Du spectacle, nous ne retenons de l’auteur de La Reine morte (1954) que les noms de M. Sassi qui a l’air d’un bon gros, avec une dent en or, tirant de sa guitare «  des sons qui font pâlir le chant des oiseaux » et e M. Bensaid qui chante ensuite, avec ses trois accompagnateurs. A l’interlude entre deux morceaux anciens, « une stylisation orientale de charleston, à la grande horreur des quelques touristes présents », mais au grand délire des assistants arabes.

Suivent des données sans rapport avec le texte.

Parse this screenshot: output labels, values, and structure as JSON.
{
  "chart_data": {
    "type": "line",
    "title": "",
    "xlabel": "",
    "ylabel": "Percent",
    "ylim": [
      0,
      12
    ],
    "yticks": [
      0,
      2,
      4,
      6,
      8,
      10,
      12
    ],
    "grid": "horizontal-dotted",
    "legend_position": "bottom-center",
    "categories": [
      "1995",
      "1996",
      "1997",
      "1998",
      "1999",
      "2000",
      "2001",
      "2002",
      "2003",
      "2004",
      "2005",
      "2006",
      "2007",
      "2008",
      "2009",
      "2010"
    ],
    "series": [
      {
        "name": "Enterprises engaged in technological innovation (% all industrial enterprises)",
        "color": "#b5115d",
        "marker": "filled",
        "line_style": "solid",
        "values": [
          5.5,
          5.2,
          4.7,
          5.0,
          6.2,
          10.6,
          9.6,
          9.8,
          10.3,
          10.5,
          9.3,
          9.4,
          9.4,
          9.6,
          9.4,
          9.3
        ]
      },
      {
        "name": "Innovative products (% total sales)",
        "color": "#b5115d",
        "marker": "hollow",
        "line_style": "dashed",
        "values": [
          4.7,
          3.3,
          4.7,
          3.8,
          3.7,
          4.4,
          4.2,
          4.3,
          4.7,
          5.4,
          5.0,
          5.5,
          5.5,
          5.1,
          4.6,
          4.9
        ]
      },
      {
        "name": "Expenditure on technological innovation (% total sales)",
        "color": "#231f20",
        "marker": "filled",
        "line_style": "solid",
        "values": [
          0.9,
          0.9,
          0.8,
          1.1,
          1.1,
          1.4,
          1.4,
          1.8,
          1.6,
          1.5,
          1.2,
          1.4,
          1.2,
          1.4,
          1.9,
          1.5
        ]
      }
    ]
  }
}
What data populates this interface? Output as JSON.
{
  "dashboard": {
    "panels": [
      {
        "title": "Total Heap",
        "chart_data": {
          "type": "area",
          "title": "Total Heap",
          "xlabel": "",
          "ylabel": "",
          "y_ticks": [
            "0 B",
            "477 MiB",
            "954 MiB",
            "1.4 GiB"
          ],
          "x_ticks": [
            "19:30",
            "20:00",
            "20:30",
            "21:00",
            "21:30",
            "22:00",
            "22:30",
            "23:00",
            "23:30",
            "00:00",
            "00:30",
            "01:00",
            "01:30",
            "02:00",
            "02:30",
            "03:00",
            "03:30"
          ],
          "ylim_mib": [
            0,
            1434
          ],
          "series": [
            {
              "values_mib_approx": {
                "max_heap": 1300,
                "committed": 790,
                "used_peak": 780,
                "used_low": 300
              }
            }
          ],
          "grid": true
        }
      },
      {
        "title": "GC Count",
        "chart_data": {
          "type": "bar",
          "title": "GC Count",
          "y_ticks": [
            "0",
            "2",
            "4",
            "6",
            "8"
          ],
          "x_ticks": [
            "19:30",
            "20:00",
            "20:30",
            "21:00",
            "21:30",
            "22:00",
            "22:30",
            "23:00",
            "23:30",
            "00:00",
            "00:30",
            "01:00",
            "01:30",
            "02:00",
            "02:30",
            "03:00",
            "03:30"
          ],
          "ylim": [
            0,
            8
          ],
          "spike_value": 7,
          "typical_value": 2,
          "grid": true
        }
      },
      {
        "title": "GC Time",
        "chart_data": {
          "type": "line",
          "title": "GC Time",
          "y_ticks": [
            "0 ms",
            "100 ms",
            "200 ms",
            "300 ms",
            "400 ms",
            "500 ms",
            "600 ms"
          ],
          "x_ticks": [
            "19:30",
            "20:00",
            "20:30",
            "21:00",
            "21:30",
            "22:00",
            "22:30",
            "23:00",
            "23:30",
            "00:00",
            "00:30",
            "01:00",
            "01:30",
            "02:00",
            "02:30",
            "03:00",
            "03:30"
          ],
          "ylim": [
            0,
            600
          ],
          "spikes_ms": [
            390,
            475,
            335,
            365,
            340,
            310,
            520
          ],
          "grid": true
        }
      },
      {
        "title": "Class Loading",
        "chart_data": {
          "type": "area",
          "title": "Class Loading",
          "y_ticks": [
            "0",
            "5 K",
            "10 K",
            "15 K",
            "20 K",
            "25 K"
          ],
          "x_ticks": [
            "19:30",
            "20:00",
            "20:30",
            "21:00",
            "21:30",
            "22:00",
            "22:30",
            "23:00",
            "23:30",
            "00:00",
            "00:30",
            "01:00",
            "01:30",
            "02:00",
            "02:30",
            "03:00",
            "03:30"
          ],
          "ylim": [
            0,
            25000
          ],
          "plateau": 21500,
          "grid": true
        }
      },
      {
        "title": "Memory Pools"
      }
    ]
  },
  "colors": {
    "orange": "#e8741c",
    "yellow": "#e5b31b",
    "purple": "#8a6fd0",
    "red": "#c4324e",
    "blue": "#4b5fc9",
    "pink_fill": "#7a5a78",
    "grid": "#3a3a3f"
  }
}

L’auteur des Jeunes Filles (1937) et à travers son antijudaïsme primaire, assemble le propre du discours colonial de l’indigénat et de l’Arabe. Cet Arabe qui chante du Mozart, une Fatma, gouvernante de son état et toute fière d’être Française dans une famille de Bédouins le tout à travers une idée de la musique arabe que seul Monsieur de Montherlant pouvait y témoigner en cette heureuse année de 1929, d’avant le Centenaire de la colonisation.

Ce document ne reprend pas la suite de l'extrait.